Andai aku tidak mendapatkan juara
Mungkinkah takdir hidupku akan berbeda
(Mega Kembar)
***
Januari-Februari 2009.
Sesudah acara 40 hari Oyot Ijah, Bapak merencanakan saweran syukuran Tika yang sudah bisa berjalan. Aku sangat semangat mengikutinya dengan menyebarkan informasi tersebut pada teman-teman. Namun, hanya kesediahan yang aku dapat.
Mama melarangku!
"Kenapa dede nggak boleh ikut, Mah?!" rengekku.
"Takut jatuh ke dorong-dorong, Dek."
"Nggak akan. Dede bakal hati-hati."
"Nggak gimana?! Dede nggak bisa ikut. Nanti punggungnya ke senggol. Sakit loh, Mama nggak tanggung jawab."
Aku pun terdiam. Di titik ini aku semakin merasa berbeda, kutatap anak-anak lain yang sudah berkumpul di depan rumah.
"Tapi kenapa cuman dede yang nggak bisa?! Yang lain ..." Aku berbalik menatap Mama. "... Nggak papa, tuh?!"
"Mereka-kan nggak punya uang jajan, sedangkan dede punya banyak. Ini ..." Mama menyodorkan uang pecahan lima ribuan dua lembar padaku yang terpaksa menerimanya dengan nanar.
Bukan uang yang aku inginkan melainkan keseruan rebutan bersama yang lain. Alhasil, aku hanya bisa menatap iri Teh Hanna, Melisah, Afnah dan Alfi yang bisa tertawa riang, sedangkan aku menjadi penonton.
Kendati demikian, masa kecilku dilalui dengan aktivitas yang padat. Di kelas 3 ini, aku akan berangkat sekolah dasar di pukul 06.30 WIB, dan akan pulang jam 12.00 siang.
Aku hanya mempunyai waktu istirahat 30 menit karena jam 12.30, aku harus bersiap mandi untuk berangkat Sekolah Agama dengan berjalan kaki.
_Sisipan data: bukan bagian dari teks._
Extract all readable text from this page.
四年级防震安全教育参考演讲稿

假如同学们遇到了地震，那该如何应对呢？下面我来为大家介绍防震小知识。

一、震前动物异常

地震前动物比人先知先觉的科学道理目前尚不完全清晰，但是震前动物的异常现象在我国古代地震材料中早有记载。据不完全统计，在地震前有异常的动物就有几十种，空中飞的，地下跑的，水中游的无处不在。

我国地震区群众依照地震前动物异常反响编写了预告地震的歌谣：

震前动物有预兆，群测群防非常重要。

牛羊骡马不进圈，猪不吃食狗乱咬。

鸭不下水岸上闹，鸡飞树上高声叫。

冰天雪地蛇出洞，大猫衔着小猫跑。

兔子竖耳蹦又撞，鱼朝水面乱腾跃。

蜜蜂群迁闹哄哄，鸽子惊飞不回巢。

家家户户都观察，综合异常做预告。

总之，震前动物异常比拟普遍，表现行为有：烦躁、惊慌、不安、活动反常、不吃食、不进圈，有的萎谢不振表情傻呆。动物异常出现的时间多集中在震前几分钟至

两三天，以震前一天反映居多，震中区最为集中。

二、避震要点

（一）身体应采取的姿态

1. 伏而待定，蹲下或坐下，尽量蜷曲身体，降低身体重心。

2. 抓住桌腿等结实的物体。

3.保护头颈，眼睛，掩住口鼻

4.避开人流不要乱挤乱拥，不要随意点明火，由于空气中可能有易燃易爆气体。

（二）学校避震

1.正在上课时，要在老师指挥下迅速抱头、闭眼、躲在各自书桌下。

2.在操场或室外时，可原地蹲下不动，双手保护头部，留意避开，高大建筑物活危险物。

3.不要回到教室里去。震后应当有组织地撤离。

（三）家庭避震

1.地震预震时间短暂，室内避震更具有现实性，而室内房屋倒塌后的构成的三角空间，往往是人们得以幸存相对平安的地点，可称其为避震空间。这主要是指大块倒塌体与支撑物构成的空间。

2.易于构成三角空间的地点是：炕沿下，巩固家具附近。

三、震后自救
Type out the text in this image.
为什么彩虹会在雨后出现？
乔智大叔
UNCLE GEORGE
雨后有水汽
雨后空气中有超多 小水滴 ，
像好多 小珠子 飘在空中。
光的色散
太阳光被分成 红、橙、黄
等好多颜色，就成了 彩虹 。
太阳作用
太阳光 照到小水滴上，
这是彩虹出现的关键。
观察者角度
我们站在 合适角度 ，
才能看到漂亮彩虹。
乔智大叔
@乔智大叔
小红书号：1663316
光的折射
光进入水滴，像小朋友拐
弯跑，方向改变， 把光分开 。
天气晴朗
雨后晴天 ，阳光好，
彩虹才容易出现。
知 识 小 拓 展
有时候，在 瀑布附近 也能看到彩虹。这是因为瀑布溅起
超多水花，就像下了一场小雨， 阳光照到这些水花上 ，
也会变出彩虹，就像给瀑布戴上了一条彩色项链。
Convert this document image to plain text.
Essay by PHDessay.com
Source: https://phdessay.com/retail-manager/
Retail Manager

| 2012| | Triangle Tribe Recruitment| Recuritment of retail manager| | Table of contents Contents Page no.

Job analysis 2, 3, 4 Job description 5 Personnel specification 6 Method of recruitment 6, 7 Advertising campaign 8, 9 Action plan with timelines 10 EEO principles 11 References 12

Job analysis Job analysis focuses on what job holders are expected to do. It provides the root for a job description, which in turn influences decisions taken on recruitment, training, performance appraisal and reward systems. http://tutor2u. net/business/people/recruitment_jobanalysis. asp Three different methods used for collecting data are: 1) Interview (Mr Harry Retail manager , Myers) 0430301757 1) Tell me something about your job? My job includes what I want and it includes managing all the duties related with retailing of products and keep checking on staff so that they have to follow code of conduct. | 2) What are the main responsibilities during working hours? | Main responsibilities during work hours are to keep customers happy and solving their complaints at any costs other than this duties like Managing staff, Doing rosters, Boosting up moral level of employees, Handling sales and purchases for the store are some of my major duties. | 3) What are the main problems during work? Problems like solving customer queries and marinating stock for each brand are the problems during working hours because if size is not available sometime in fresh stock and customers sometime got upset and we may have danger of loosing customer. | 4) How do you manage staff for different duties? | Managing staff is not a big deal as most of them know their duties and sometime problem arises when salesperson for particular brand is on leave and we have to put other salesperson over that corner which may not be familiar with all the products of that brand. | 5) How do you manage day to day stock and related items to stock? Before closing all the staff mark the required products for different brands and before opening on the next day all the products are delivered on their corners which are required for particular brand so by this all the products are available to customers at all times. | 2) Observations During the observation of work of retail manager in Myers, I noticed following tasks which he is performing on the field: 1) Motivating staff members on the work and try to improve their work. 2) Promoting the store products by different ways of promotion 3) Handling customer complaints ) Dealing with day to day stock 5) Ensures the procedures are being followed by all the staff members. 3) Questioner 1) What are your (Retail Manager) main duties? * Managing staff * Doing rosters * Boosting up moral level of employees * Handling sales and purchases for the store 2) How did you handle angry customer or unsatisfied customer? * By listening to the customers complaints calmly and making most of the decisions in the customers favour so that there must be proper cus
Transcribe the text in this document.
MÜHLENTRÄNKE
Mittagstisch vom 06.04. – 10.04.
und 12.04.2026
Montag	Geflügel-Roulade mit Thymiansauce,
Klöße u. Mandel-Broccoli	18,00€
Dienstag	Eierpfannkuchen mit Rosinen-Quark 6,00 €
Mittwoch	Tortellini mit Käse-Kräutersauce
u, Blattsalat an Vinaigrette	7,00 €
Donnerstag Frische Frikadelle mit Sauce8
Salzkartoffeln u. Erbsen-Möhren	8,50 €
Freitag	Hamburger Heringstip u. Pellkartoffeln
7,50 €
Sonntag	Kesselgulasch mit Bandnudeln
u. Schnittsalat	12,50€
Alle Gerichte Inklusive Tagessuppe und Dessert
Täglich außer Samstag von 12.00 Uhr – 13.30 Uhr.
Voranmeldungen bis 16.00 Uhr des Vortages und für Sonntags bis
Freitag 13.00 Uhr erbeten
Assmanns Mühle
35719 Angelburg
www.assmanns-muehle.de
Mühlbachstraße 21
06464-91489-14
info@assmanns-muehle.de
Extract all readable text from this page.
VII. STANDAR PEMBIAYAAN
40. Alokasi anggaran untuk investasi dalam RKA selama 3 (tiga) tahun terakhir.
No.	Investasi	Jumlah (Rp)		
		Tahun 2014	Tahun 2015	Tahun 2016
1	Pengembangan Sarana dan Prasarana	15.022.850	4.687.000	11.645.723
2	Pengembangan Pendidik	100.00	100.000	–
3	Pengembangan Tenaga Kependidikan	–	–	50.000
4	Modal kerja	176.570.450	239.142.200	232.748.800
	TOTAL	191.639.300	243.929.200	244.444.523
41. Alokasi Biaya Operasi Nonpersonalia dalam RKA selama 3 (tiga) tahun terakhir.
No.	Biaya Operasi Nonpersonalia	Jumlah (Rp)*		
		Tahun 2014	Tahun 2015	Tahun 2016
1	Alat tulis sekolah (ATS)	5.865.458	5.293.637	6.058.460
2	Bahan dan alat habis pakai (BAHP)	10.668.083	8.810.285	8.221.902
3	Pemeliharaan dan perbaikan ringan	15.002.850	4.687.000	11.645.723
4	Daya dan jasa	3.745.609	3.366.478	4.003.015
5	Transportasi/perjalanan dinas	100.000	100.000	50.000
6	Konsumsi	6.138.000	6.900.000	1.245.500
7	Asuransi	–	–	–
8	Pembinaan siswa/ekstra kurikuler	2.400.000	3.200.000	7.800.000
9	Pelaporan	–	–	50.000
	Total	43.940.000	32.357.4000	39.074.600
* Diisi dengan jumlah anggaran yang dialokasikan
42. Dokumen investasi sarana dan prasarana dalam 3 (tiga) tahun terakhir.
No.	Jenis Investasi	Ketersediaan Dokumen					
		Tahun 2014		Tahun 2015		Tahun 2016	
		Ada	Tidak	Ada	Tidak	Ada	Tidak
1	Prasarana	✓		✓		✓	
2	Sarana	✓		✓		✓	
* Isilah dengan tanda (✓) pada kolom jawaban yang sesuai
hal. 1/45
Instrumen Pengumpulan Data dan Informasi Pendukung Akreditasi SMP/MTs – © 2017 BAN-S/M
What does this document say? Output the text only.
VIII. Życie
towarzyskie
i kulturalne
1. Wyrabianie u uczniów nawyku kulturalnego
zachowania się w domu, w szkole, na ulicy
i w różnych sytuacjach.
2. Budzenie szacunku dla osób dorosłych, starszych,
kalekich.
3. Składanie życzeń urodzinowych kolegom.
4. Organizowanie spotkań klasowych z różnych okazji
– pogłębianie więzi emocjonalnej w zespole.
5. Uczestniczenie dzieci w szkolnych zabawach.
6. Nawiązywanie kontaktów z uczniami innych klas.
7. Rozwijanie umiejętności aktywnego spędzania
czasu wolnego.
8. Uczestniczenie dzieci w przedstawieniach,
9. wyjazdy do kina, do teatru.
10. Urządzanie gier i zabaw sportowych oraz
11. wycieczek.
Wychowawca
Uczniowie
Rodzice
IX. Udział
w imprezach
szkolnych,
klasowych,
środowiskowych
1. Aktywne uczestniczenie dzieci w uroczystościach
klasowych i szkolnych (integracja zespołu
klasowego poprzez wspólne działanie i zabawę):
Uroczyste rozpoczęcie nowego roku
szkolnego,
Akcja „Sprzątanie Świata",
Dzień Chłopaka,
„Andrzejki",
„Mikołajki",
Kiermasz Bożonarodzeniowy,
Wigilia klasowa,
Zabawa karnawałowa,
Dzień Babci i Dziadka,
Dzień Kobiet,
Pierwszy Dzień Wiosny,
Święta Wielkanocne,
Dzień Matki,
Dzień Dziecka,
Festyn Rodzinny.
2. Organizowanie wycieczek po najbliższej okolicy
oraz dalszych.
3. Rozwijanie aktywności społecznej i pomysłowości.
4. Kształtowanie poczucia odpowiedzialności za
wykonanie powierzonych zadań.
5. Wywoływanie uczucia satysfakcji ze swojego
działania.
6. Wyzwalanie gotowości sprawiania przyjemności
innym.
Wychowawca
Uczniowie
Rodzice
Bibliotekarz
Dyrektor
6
Di jam 13.00, aku akan memulai pelajaran, lalu di jam 14.30 adalah waktu istirahat yang kuhabiskan dengan bermain dan jajan sampai pukul 15.00 pelajaran kedua dimulai.
Setelahnya pada jam 16.00 adalah waktu pulang. Biasanya aku sampai ke rumah di pukul 16.30 WIB.
Akan tetapi, kegiatanku belum berakhir ketika aku terbiasa janjian makan dan bermain bersama teman-teman sekampung sampai pukul 17.30 WIB.
Barulah Mama akan menjemputku untuk mandi dan berangkat mengaji setelah sholat Magrib pada pukul 18.30, dan baru selesai di jam 19.30 – 20.00 WIB46.
Aku baru akan tidur di pukul 21.00 WIB setelah menonton TV. Untuk itulah tak jarang aku ketiduran, sehingga harus digendong ke kamar oleh Bapak.
Lihatlah! Masa kecilku dipenuhi dengan petualangan menuju jalan kebaikan. Aku mendedikasikan waktu untuk mengejar ilmu. Lantas, kenapa di masa depan aku mengidap penyakit langka yang merenggut kebebasan itu?!
Apakah ini balasan untuk kebaikanku?!
Jika iya, apakah seharusnya aku menjadi anak nakal saja?!
"Ya Allah ... Apakah dede tidak cukup baik?!"
***
Maret – April 2009.
Menjelang maulid Nabi, aku lalui dengan menghadiri ceramah para Ustadz. Hari Minggu itu, Teh Hanna mengatakan jika dia tak akan mengikuti acara pawai47 motor di Kampung Seberang, tapi begitu aku bangun tidur siang, dia pergi bersama Melisah ke rumah Afnah.
Mereka meninggalkanku ...
"Ayolah, Mah. Biarin dede nyusul teteh," rengekku meminta pada Mama.
"Jauh, Dek. Kamu mau kesana pake apa? Masa jalan kaki?! Nanti capek."
"Ya udah dede pake sepeda aja."
"Jangan! Nanti ada apa-apa di jalan. Udah bareng sama Mama dan Bapak aja pas Magrib nanti."
"Ih. Kalau gitu mah dede nggak bakal ikutan pawai-nya."
Aku terus memaksa Mama agar mengizinkanku pergi, atas kekeras kepalaanku, Mama pun luluh dengan memberikan sebuah peringatan keras.
“Tapi ingat ya, Dek?! Dede hanya boleh membawa sepeda di pinggir jalan, kalau ada mobil besar harus berhenti dulu," nasehatnya.